По своему обыкновению она не подала руки.

– Как, вы о чем? Я вам наобещал и книг, и журналов… И все это забылось разом.

– Я уже привыкла к этому. На русскую аккуратность полагаться все равно… все равно, что на ветер.

– Слава Богу!

– Что вы это?

– Вы браниться начинаете, следовательно, не так сердитесь. А я! Я, ей Богу, только сейчас вспомнил о своем обещании, как вас увидел. Вовсе не до того было.

– Дела?

– Да.

– Ну разумеется. У нас всегда дела.

– Меня даже не было в Милане это время. Я ездил на Ривьеру.

– Что, хорошо там?

– Да! Море…

– Ах, как бы я хотела к морю! – страстно вырвалось у нее.

– Что же вам мешает? Сели, четыре часа – и вы там.

– Да, но меня доктора не пускают. Да притом!.. – И она не закончила.

Я взглянул на нее пристально. Чахоточный румянец уже весь в точку сосредотачивался на скулах, глаза ввалились глубже. Синие круги вокруг них и рта сделались резче. Синими пятнами казались впадины у висков, бледное ухо без румянца, безжизненное как бумага; дышит она с усилием, нос заострился.

– А вы бы не обращали внимания на докторов и ехали…

– Да. Я, может быть так и сделаю. Поеду в самом деле. И скоро поеду! – с нервной веселостью заговорила она. – А знаете, вы, собственно говоря, отлично сделали, что не исполнили тогда своего обещания.

– Почему? Вы получили от другого?

– О, нет! Где получишь? Здесь не у кого взять!.. Но, знаете, я уж так замерла, перестала думать о России, почти не тянет домой… Все-таки легче. А тут явились бы книги, газеты… и вспомнилось бы. А этого теперь не нужно, не следует. Да, разумеется, не следует, – словно сама с собою говорила она, опустив глаза вниз. – Не тянет… Без книг лучше.

– Какая вы загадочная! – вырвалось у меня.

– Нет, я не загадочная… Я совсем простая даже. Только не надо. Я помню один раз у Куццани здесь русский зимний вид встретила. Поле, засыпанное снегом, и избу, похожую на сугроб, под безлистной березой. Чуть не уехала в тот же день.

– Да кто ж вам мешает? – вырвалось у меня.

– Не следует, не надо. И я тоже! Заговорилась с вами и разбередила опять. Прощайте.

– Постойте. Теперь я уж исполню свое обещание. Вы все там живете?

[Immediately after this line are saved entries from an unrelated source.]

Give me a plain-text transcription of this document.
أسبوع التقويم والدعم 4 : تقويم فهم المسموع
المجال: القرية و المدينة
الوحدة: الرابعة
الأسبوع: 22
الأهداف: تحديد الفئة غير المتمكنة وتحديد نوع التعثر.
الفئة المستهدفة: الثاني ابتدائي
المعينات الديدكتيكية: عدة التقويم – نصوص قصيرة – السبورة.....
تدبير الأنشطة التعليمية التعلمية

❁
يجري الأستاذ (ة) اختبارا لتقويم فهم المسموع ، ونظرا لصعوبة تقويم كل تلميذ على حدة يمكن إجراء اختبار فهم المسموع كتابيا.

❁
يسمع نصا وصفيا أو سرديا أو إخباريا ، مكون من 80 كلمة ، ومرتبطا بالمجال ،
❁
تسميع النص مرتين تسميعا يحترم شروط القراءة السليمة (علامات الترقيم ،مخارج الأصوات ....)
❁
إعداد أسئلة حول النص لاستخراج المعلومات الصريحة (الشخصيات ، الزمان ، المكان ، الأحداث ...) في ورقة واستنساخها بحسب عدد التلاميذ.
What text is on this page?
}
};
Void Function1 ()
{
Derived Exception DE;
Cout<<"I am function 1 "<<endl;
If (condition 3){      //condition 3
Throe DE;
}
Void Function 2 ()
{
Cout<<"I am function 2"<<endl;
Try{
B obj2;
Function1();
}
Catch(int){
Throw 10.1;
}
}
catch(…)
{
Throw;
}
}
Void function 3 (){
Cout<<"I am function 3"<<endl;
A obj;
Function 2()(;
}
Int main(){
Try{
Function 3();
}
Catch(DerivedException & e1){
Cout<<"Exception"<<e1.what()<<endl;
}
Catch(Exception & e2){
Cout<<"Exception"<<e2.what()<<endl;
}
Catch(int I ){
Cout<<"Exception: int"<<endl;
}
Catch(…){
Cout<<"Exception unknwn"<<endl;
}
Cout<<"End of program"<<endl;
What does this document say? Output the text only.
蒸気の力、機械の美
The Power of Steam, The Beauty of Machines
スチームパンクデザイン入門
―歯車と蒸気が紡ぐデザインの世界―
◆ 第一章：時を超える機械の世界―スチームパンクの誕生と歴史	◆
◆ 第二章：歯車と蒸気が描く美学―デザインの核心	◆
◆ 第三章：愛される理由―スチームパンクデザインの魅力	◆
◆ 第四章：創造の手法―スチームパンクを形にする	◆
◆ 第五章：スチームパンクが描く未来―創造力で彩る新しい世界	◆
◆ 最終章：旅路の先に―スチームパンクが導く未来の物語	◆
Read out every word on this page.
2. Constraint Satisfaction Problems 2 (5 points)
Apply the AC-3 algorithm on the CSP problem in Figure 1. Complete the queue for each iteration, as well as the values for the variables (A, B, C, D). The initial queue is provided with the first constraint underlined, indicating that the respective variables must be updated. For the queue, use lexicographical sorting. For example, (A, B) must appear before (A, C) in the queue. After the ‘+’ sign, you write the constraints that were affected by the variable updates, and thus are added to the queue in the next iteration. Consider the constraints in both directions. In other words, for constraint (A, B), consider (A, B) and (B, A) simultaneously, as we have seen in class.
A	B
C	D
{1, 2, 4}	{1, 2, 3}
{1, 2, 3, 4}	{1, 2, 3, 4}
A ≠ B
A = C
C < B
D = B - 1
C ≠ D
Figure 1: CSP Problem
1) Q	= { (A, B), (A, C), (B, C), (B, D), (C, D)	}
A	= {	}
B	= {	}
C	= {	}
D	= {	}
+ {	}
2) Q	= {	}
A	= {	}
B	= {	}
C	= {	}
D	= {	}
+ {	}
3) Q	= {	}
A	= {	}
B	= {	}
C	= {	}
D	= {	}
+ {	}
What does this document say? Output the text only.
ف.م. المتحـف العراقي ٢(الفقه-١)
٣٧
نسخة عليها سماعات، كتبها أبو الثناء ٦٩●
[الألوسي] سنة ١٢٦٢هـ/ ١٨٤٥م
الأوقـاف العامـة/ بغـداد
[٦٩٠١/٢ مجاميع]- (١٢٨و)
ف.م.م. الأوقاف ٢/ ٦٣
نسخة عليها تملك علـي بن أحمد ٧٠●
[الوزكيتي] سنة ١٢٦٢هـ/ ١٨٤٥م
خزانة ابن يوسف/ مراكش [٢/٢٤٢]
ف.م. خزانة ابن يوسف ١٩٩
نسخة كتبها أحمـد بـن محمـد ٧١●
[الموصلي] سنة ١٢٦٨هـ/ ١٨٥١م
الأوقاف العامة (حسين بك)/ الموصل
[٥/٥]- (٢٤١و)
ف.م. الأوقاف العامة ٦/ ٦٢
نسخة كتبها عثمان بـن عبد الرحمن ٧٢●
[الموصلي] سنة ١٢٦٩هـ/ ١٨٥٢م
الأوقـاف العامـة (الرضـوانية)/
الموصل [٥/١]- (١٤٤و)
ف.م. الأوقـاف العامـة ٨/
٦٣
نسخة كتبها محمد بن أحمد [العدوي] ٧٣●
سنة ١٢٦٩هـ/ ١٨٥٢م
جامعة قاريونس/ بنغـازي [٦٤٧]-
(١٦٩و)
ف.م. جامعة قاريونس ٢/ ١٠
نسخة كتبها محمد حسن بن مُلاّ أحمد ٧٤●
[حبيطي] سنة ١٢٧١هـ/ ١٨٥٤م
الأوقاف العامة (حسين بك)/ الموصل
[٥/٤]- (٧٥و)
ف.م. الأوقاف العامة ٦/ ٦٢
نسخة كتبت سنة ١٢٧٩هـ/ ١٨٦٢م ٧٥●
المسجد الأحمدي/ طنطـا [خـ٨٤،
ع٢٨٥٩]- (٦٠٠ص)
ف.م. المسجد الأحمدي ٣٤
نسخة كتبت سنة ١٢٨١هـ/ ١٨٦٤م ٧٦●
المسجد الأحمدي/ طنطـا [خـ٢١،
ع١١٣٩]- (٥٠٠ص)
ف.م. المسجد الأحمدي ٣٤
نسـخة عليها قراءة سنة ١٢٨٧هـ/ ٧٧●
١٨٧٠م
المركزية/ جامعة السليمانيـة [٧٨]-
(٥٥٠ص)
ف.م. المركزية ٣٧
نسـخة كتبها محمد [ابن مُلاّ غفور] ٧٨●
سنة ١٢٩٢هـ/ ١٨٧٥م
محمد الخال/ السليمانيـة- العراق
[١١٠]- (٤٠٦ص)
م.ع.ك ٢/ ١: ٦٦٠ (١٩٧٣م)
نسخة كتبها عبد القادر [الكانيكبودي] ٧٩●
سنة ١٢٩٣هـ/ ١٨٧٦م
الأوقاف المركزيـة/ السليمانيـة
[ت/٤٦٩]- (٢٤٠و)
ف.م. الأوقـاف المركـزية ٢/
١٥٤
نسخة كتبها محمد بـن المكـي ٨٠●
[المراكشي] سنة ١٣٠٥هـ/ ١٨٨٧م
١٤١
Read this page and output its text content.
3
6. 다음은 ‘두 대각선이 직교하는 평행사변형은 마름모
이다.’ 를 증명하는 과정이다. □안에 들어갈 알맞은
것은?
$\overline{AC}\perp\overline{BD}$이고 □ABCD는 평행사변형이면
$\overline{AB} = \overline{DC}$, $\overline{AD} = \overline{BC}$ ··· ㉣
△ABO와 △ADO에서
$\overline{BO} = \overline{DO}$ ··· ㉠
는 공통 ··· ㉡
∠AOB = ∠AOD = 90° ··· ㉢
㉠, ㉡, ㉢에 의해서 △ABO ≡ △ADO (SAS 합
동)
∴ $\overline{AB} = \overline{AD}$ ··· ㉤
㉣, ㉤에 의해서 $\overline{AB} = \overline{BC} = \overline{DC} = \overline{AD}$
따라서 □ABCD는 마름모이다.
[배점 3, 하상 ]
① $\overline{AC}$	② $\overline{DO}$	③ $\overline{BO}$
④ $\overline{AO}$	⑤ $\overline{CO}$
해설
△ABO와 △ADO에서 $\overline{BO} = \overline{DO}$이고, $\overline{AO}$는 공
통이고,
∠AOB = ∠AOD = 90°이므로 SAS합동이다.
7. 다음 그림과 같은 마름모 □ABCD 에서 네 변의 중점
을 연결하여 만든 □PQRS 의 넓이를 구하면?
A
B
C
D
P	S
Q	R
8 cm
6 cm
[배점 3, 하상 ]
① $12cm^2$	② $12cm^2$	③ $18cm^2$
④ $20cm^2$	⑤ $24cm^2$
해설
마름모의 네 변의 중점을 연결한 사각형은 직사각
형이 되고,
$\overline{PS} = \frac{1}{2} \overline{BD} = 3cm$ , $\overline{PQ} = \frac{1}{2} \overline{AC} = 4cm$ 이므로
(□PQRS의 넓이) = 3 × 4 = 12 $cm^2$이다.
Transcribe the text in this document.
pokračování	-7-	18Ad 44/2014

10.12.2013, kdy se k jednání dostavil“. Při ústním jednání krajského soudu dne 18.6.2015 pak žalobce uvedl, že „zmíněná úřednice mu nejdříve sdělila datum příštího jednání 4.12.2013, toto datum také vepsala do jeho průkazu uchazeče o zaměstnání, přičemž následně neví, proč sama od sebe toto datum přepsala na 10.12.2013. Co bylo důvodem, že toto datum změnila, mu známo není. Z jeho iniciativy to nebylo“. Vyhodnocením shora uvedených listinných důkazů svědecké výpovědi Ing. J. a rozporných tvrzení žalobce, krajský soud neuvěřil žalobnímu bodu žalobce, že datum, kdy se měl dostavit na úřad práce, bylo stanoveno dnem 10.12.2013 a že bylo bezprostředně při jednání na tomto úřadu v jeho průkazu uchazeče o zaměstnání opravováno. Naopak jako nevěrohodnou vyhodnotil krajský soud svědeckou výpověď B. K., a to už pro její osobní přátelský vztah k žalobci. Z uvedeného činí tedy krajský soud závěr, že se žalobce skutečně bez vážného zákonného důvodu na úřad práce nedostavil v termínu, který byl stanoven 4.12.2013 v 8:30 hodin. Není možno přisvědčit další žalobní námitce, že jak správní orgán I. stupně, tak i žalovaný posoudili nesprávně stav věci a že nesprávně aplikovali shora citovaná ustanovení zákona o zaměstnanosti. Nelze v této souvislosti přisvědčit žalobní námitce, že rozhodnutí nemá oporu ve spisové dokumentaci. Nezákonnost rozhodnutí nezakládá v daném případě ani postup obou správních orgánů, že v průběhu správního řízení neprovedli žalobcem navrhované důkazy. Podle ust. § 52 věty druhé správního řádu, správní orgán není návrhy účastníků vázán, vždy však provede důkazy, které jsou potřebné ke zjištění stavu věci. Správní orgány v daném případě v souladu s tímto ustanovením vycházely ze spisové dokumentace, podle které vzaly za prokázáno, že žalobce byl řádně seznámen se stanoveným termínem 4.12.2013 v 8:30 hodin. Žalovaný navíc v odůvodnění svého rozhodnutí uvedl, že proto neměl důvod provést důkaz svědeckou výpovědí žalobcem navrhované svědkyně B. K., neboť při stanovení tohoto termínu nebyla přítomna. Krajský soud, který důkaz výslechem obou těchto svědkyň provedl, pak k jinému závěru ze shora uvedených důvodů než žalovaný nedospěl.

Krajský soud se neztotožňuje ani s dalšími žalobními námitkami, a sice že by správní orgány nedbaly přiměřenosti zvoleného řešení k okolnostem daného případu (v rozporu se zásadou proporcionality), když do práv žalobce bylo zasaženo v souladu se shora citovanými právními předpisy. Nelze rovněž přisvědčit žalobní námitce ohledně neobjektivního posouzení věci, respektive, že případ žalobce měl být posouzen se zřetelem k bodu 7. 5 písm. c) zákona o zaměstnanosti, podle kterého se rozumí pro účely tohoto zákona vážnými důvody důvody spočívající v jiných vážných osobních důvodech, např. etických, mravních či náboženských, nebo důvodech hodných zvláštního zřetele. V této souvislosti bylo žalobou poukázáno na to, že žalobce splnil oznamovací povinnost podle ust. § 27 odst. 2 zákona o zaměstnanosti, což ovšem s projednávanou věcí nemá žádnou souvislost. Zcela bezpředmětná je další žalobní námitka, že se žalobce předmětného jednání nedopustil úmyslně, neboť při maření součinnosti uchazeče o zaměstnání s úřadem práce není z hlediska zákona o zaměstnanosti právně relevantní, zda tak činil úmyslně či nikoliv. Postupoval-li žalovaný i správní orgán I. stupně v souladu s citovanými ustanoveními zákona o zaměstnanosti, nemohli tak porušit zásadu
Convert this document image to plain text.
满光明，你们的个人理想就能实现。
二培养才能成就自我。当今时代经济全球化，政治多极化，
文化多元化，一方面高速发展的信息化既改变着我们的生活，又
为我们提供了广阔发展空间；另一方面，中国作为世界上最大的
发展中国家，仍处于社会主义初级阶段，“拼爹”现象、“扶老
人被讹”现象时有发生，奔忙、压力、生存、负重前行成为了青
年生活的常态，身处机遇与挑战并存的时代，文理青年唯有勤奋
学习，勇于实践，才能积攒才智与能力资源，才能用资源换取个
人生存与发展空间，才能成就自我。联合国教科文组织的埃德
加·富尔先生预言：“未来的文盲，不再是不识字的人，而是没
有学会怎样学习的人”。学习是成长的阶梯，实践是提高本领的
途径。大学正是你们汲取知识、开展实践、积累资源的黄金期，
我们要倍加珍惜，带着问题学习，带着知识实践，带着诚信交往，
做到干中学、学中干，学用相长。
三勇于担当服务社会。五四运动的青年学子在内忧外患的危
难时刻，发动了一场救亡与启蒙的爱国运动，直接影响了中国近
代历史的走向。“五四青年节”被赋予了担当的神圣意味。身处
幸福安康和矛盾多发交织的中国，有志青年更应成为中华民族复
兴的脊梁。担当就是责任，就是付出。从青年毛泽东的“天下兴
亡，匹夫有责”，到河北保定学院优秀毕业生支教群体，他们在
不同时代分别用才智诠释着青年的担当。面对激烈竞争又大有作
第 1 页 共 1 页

– Нет, нет! Я уже переехала, – как-то испуганно заговорила она. – Я здесь, я теперь здесь… в Милане. Прощайте, прощайте, пожалуйста… – И, не оглядываясь, она торопливо пошла вперед. Только в конце галереи, чтобы передохнуть, остановилась не секунду, переложила ноты из одной руки в другую и исчезла.

«Странная», – только и мог заключить я.

Но случай, как нарочно, пришел на помощь. Не успел я отойти на несколько шагов, как мне навстречу попался один из жидков, поющих в Италии. Бердичевский уроженец, здесь он выдавал себя за черноморского казака.

– Son oil cosacco del Mare-Negro! – объяснился он на своем итальянском языке.

– Давно ли вы за нашево знакомава ухаживаете? – обратился бесцеремонно ко мне этот «будущий Девойд» (все они ведь будущие!), очевидно, заметив меня с Кропотовой.

– За какой знакомой? – не понял я.

– Ну за этово самово дама? Она моя знакомова. Она сиби живет, знаете, ув один меблированнаго квартир, где и мы, русскаво артисты, живом.

– Где же это? – заинтересовался я.

– Где? Сейчас тут, Via Solferino, двадцать пять.

– Кто же там еще из русских?

– Этот булван Соков.

– Я знаком с Соковым; чем же он болван, он, напротив, очень талантливый и хороший человек.

– Пождравляю вас… Какова у него голос?

– Тенор, насколько я знаю.

– Тенор? А где у него «ля», – и он выставил кривую ногу вперед и, отбросив корпус назад, протянул перед собой корявую лапу. – «Соль-ля-си»… Вот «ля» настоящего. Надо чтоб жвук с нижний бруха сшел… Знаете, с кишков.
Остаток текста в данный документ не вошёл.